Prudence tried to hide behind a pile of delivery crates stacked on one side of the road. Lord Maccon went after her, knocking the crates to the ground with a tremendous clatter. The wolf cub went for the steam-powered monowheel propped against the stone wall of the Colindrikal-Bumbcruncher’s front yard. Mr. Colindrikal-Bumbcruncher was particularly fond of his monowheel. He had it specially commissioned from Germany at prodigious expense.


Prudence took refuge behind the spokes of the center area. Lord Maccon was having none of it. He wiggled one mighty paw through to get at her. The spokes bent slightly, Lord Maccon got stuck, and Prudence dodged out, pelting once more down the street. Her tail wagged even more enthusiastically at the delightful game.


Lord Maccon extracted himself from the monowheel, shaking loose and causing the beautiful contraption to crash over with an ominous crunch. Lady Maccon made a mental note to send a card of apology around to their neighbors as soon as possible. The unfortunate Colindrikal-Bumbcrunchers had suffered great travails over the past two years. The town house had been in Mr. Colindrikal-Bumbcruncher’s family for generations. Its proximity to a rove vampire was well known and tolerated, if not exactly accepted. Just as all the best castles had poltergeists, so all the best neighborhoods had vampires. But the addition of werewolves to their quiet corner of London was outside of enough. Mrs. Colindrikal-Bumbcruncher had recently snubbed Lady Maccon in the park, and frankly, Alexia couldn’t fault her for it.

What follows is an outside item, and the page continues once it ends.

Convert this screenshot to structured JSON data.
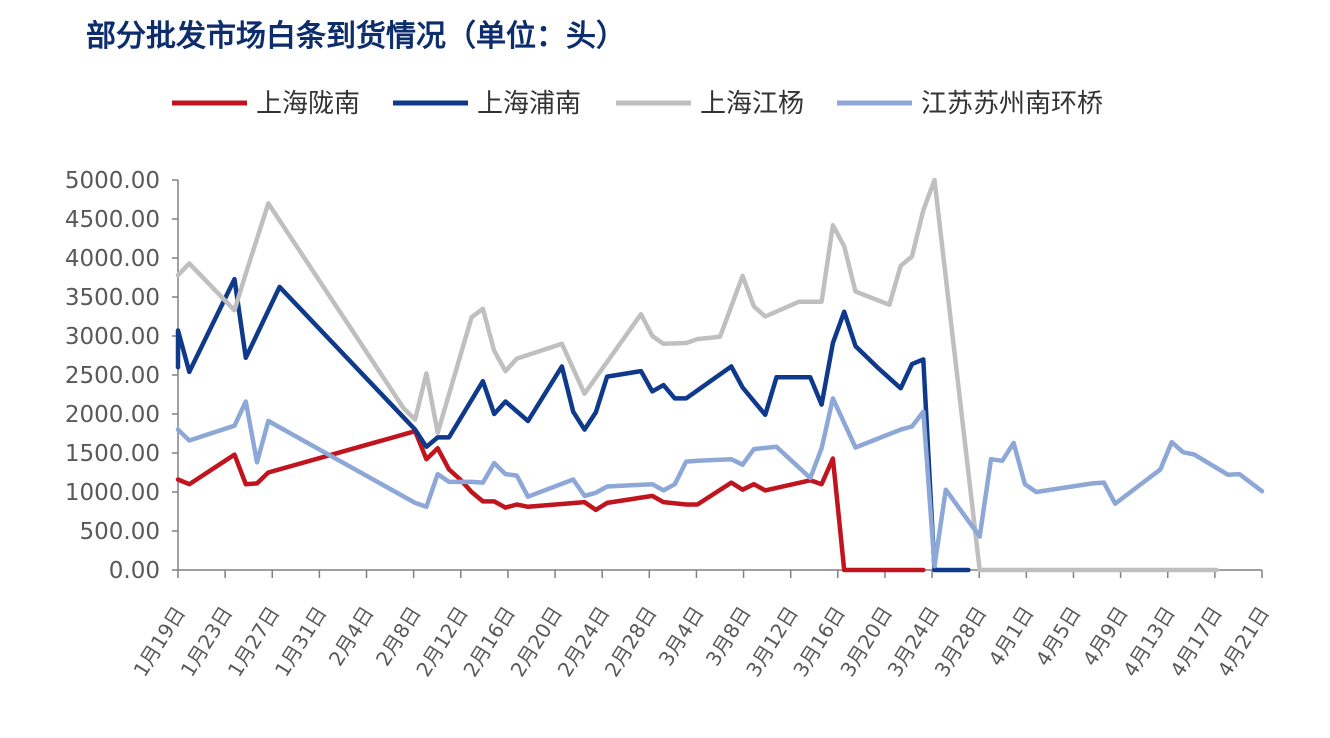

She squinted at the Colindrikal-Bumbcruncher house, trying to see if an inquisitive face at a window might have observed Conall’s transformation in Lord Akeldama’s hallway. That would require an even more profound apology, and a gift. Fruitcake, perhaps. Then again, perhaps the sight of Lord Maccon’s backside might warrant less of an apology, depending on Mrs. Colindrikal-Bumbcruncher’s preferences. Lady Maccon was distracted from this line of thinking by Professor Lyall’s shout of amazement.


“Great ghosts, would you look at that?”


Alexia could not recall Professor Lyall ever raising his voice. She whirled about and looked.


Prudence had reached a good distance away, near to the end of the street, where an orange-tinted lamp cast a weak glow on the corner. There she had turned abruptly back into a squalling, naked infant. It was very embarrassing for all concerned. Particularly, if her screams of outrage were to be believed, Prudence.


“Well, my goodness,” said Alexia. “That’s never happened before.”


Professor Lyall became quite professorial. “Has she ever gotten that far away from one of her victims before?”


Lady Maccon was slightly offended. “Must we use that word? Victim?”


Professor Lyall gave her an expressive look.


She acquiesced. “Quite right, it is unfortunately apt. Not that I know of.” She turned to look at Lord Akeldama. “My lord?”


“My darling sweet pea, had I known that if we simply let her run a little distance she would work herself out, I would have let her gallivant about at will.”